This question is mainly to understand the meaning of my professor's correction to a proof of a theorem I gave during an oral examination.
The question was to show that $\text{diam}A = \text{diam}\bar{A}$ where $\text{diam}$ is the diameter of a subspace of a metric space and $\bar{A}$ is the closure of the subset $A$.
I proceded the following way:
Since $\bar{A} \supseteq A$, then we have $\text{diam}\bar{A}\geq \text{diam}A$. To prove the other inequality, we procede this way: $\forall x,y \in \bar{A}$ there exist $a,b \in A$ such that $d(x,a) < \epsilon$ and $d(y,b) < \epsilon$ with $\epsilon > 0$. Then we know that $$d(x,y) \leq d(x,a) + d(y,b) + d(a,b) < 2 \epsilon + d(a,b) \leq 2 \epsilon + \text{diam}A$$ and by the arbitrarity of $\epsilon$ the inequality follows.

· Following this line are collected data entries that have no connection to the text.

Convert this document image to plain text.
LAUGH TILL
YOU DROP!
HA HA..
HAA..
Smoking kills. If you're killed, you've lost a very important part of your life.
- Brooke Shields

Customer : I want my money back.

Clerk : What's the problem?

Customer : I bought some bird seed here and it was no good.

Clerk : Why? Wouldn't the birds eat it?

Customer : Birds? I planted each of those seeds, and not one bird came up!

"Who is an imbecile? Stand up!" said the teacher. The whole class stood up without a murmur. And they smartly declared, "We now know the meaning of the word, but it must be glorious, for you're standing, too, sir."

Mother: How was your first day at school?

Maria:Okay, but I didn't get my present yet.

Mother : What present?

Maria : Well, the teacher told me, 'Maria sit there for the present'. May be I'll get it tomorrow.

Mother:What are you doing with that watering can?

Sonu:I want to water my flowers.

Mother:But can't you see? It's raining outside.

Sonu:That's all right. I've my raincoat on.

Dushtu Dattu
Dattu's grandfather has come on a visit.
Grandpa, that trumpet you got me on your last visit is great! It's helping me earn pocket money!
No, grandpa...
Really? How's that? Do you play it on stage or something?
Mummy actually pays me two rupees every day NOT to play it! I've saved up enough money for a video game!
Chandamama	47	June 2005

My professor said that I coudn't do it this way and that, instead, I should do this:
$\forall x,y \in \bar{A}$ there exist $a_n,b_n \in A$ such that $d(x,a_n) < \frac{1}{n}$ and $d(y,b_n) < \frac{1}{n}$, then we would have $$d(x,y) \leq d(x,a_n) + d(y,b_n) + d(a_n,b_n) < \frac{2}{n} + d(a_n,b_n)$$, the next step would be to take the sup of it all this way: $$\sup_{x,y \in \bar{A}} d(x,y) \leq \frac{2}{n}+ \sup_{n \in \mathbb{N}} d(a_n,b_n)$$ from which the inequality follows because of the archimedean property.
My question is, how are these two proofs different? Why is mine wrong?